Ukiyo-e, or woodblock prints, are a celebrated art form in Japan with a long and distinguished history. But you’d be mistaken if you thought it was all serious art and depictions of beautiful things. There’s also a lot of ukiyo-e out there that’s a bit, well, weird and gross, like that one picture of the dudes farting at each other. Today, we’d like to share with you one such bizarre collection from famous artist Kuniyoshi Utagawa depicting one of Japan’s most beloved national animals, the tanuki, aka raccoon dog – notorious for having really, really huge testicles.
Kuniyoshi Utagawa was a very famous ukiyo-e painter and one of the last great masters of the art form. During the 1800s he produced many beautiful woodblock prints encompassing a wide range of genres such as landscapes, beautiful women, kabuki actors, and mythical animals, and, it would seem, tanuki with really huge balls! Let’s take a gander at this gallery of his best work depicting the raccoon dog‘s dangly bits.
▼ In this piece, a raccoon dog attempts to fend off crop-eating birds with a billowing cloud of, erm, ballsack.
▼ Here, the tanukis cover up to avoid a bitter storm with the use of improvised umbrella-ballbags.

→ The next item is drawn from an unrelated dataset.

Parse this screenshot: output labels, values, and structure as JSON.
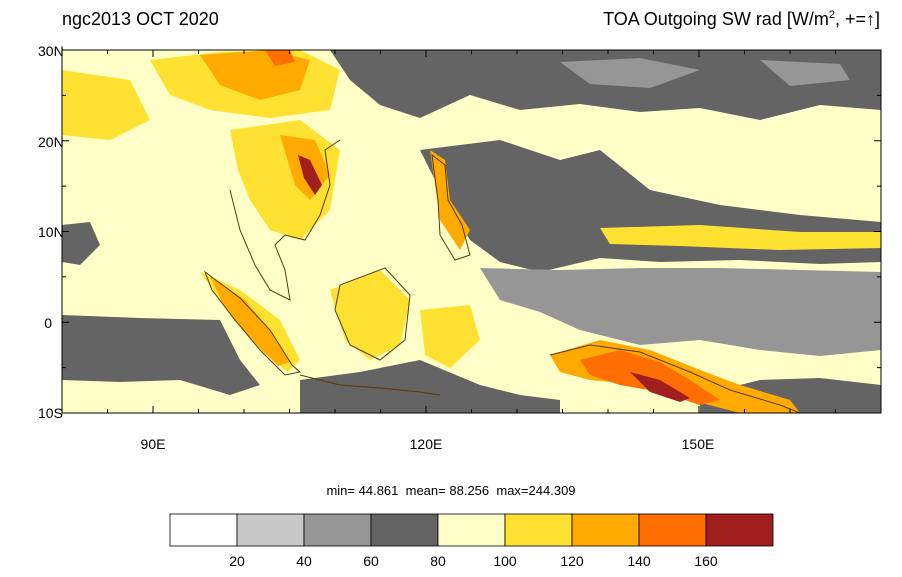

▼ Catching fish is easier if you’ve got a net, or in this case, two enormous happy sacks.
▼ Some sort of strongman competition to see who has the heavier set of danglies…we think?
▼ These enterprising tanuki entrepreneurs have opted to paint their family jewels and use them as billboards for their business!
▼ Some sort of play or performance, featuring balls in the starring role.
▼ Hop aboard the good ship Kintama (that’s Japanese for balls, you know)!
▼ More fishing! Let’s hope those fish don’t have sharp teeth. Yeowch.
▼ Time for sumo, but what’s that? There’s no sumo ring OR sumo thongs? We’ll just have to use our balls instead!
▼ Nothing like huddling under a nice warm blanket of your own dangly bits during a frigid winter.
Now, before you go thinking that ol’ Kuniyoshi Utagawa was completely off his rocker, allow us to reassure you that it’s actually totally normal for the tanuki to be depicted with an oversized scrotum – it symbolises financial good luck. Whether these particular paintings are the sort of thing you’d like to hang on your living room wall or not, however, is something you’re completely free to decide for yourselves.